El entierro fue el jueves a las cuatro de la tarde. Ya en el cementerio parroquial, cuando fui a empujar el ataúd para guardarlo, miré hacia arriba y vi la Virgen de la Piedad, que está con el Señor en los brazos, y dije: “¡Ay, virgencita!, gracias por haberme permitido tenerlo, educarlo, formarlo, verlo crecer... En nombre de Jorgito, pido perdón a todas las personas que él en su corta vida haya ofendido. Y te ofrezco de todo corazón el perdón para los que lo han callado y que creen que segando vidas parará este conflicto que vengo padeciendo desde que tengo uso de razón. Algún día les remorderá la conciencia. Que Dios los bendiga”. Me eché la bendición y me fui.
El sábado salí de misa de siete de la mañana, bajé las escalas del atrio, crucé el parque por el lado del quiosco, y cuando caminé hasta la otra esquina e iba a girar para seguir para mi casa, había un hombre gritando y diciendo vulgaridades; renegaba sentado en la acera y había unas señoras ahí paradas, al pie de él, escuchándolo. Le pregunté a una de ellas qué le pasaba a ese muchacho. “¡No, un paraco que está herido ahí!”, dijo una de ellas un poco despreocupada. “Es un ser humano”, le contesté. Luego me le acerqué más y le hablé: “Si cambia de vocabulario, yo le puedo ayudar”.

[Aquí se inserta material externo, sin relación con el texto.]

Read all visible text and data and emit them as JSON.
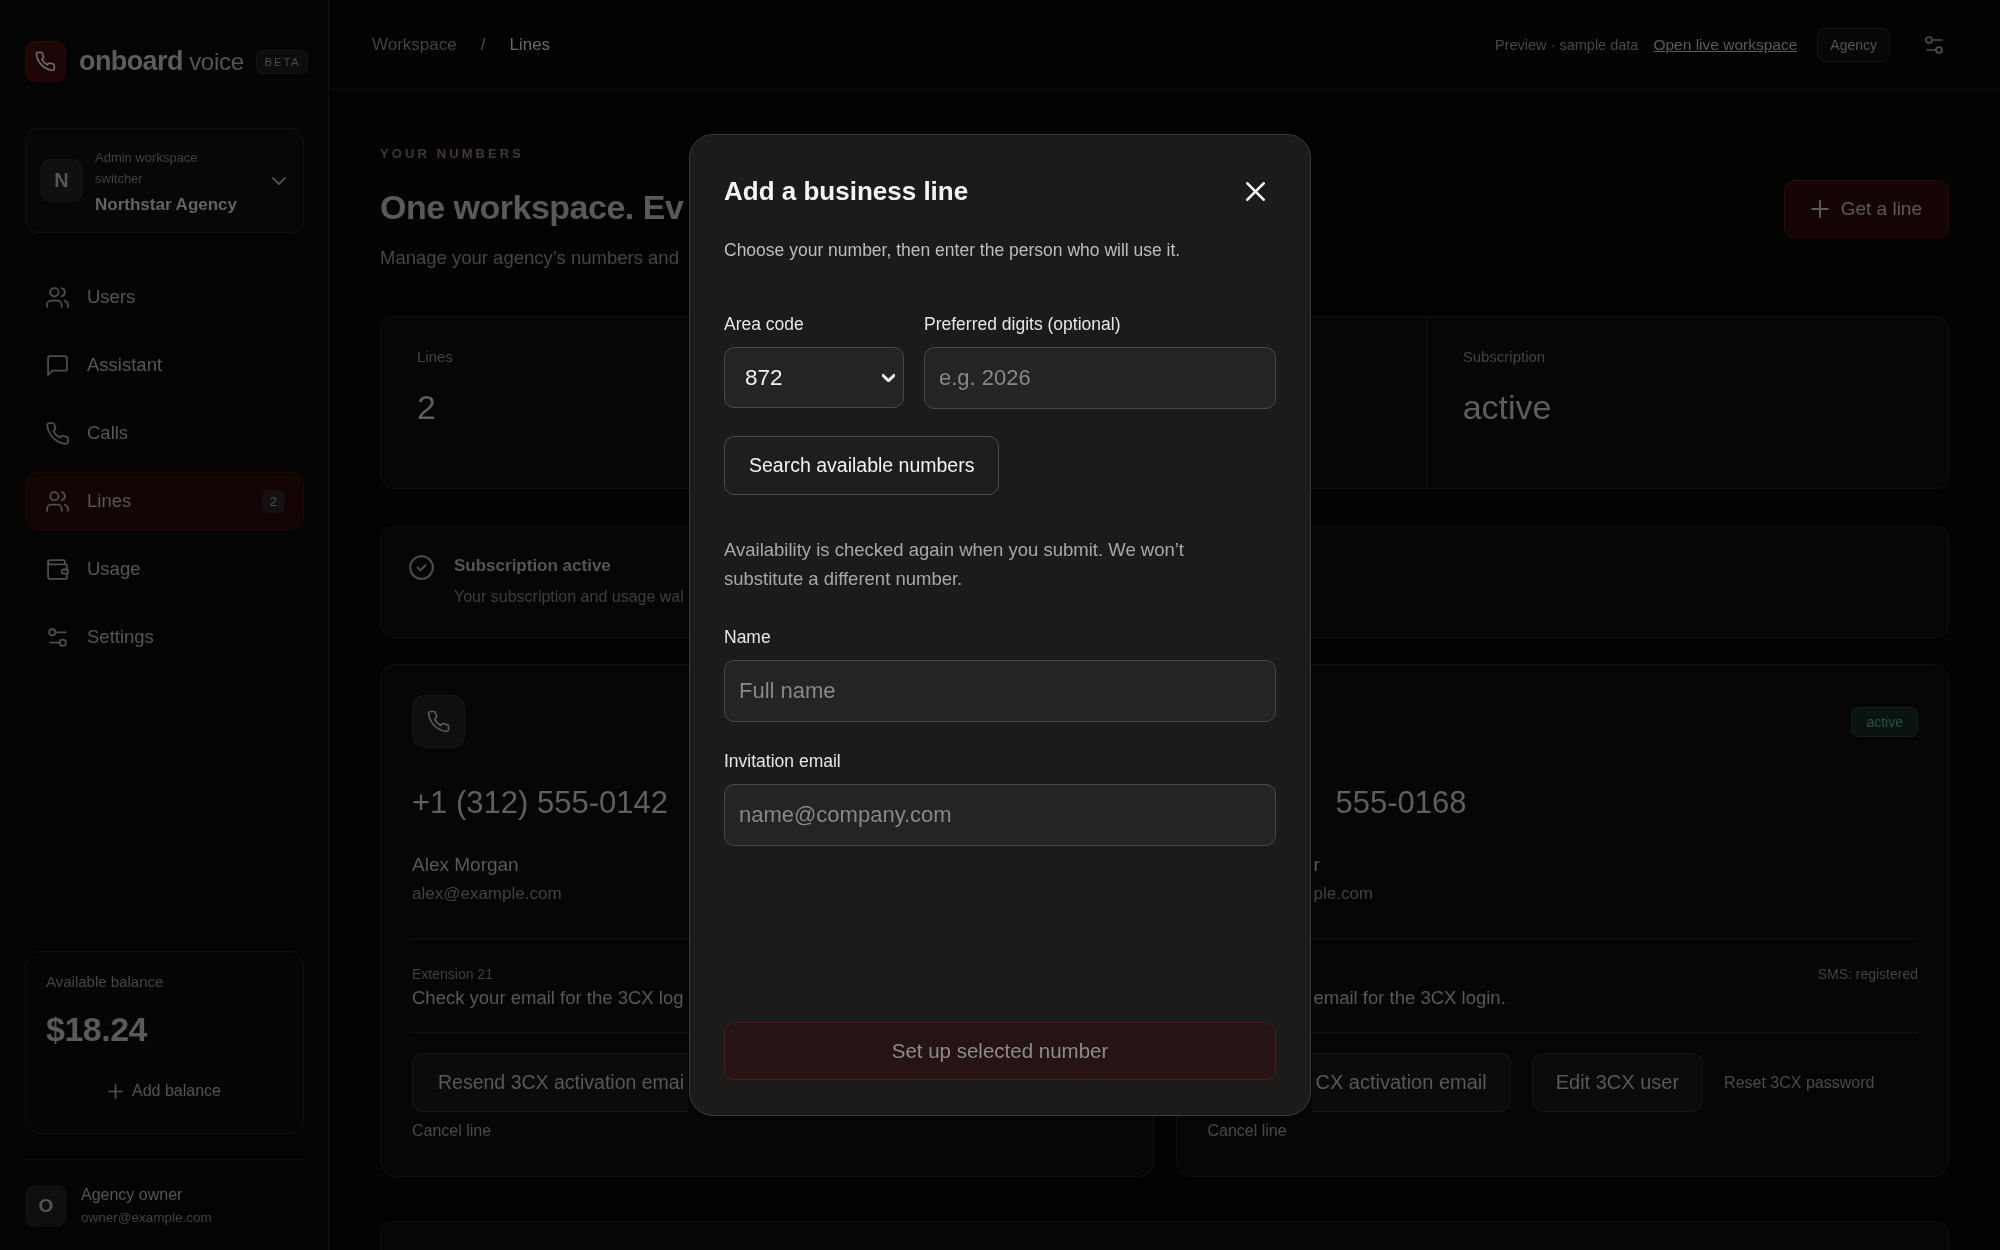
{
  "sidebar": {
    "brand": "**onboard** voice",
    "badge": "BETA",
    "workspace_switcher": {
      "initial": "N",
      "label": "Admin workspace switcher",
      "name": "Northstar Agency"
    },
    "nav": [
      {
        "label": "Users",
        "selected": false
      },
      {
        "label": "Assistant",
        "selected": false
      },
      {
        "label": "Calls",
        "selected": false
      },
      {
        "label": "Lines",
        "selected": true,
        "count": "2"
      },
      {
        "label": "Usage",
        "selected": false
      },
      {
        "label": "Settings",
        "selected": false
      }
    ],
    "balance": {
      "label": "Available balance",
      "amount": "$18.24",
      "action": "Add balance"
    },
    "user": {
      "initial": "O",
      "role": "Agency owner",
      "email": "owner@example.com"
    }
  },
  "top_bar": {
    "breadcrumb": [
      {
        "label": "Workspace",
        "current": false
      },
      {
        "label": "Lines",
        "current": true
      }
    ],
    "separator": "/",
    "preview_note": "Preview · sample data",
    "live_link": "Open live workspace",
    "role_badge": "Agency"
  },
  "header": {
    "eyebrow": "YOUR NUMBERS",
    "title": "One workspace. Ev",
    "description": "Manage your agency’s numbers and",
    "action": "Get a line"
  },
  "stats": [
    {
      "label": "Lines",
      "value": "2"
    },
    {
      "label": "Subscription",
      "value": "active"
    }
  ],
  "banner": {
    "title": "Subscription active",
    "text": "Your subscription and usage wal"
  },
  "lines": [
    {
      "number": "+1 (312) 555-0142",
      "name": "Alex Morgan",
      "email": "alex@example.com",
      "extension": "Extension 21",
      "note": "Check your email for the 3CX log",
      "actions": [
        {
          "kind": "button",
          "label": "Resend 3CX activation emai"
        }
      ],
      "cancel": "Cancel line"
    },
    {
      "status": "active",
      "number": "555-0168",
      "name": "r",
      "email": "ple.com",
      "sms": "SMS: registered",
      "note": "email for the 3CX login.",
      "actions": [
        {
          "kind": "button",
          "label": "CX activation email"
        },
        {
          "kind": "button",
          "label": "Edit 3CX user"
        },
        {
          "kind": "link",
          "label": "Reset 3CX password"
        }
      ],
      "cancel": "Cancel line"
    }
  ],
  "dialog": {
    "title": "Add a business line",
    "subtitle": "Choose your number, then enter the person who will use it.",
    "area_code": {
      "label": "Area code",
      "value": "872"
    },
    "digits": {
      "label": "Preferred digits (optional)",
      "placeholder": "e.g. 2026"
    },
    "search": "Search available numbers",
    "notice": "Availability is checked again when you submit. We won’t substitute a different number.",
    "name": {
      "label": "Name",
      "placeholder": "Full name"
    },
    "email": {
      "label": "Invitation email",
      "placeholder": "name@company.com"
    },
    "submit": {
      "label": "Set up selected number",
      "disabled": true
    }
  }
}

Como yo vivo a unos veinte metros, entonces, cuando ya estaba más calmado le di la mano, lo paré y nos fuimos. Llegué a la casa, abrí la puerta, lo senté en el comedor, fui a la cocina, preparé un café con galletas y queso y lo dejé comiendo. Mientras tanto tomé el teléfono y llamé a María, una enfermera amiga de aquí del hospital de San Carlos, y le dije: “Por qué no me hacés un favor, venite que hay un muchacho con una herida en un pie, lo tiene inflamado y está ardido de la fiebre. Entre a la farmacia y compre una droga, que yo ahora le doy la plata”. “Listo, ya voy”, me dijo.
Cuando el muchacho terminó de desayunar, como lo vi tan sucio, fui a la pieza y le traje una camisa y una pantaloneta de las que quedaron de Jorgito, y le dije que entrara al baño y se cambiara. Luego llegó María con gasa, esparadrapo, y le limpiamos la herida. “Doña Pastora, ¿que se acueste ahí?”, me dijo María cuando terminamos de curarlo, señalando el corredor. “No, camine para la pieza”, dije yo, y lo entramos y se acostó. María le aplicó dos inyecciones en las nalgas y él se quedó dormido.
Nosotras seguimos sentadas en un mueble frente a la cama, cuando de pronto nos interrumpió la conversación y preguntó: “¿Ya me puedo parar?”. “Si no te sientes mareado, pues párate”, le dijo María. Entonces él, muy despacio, se fue enderezando.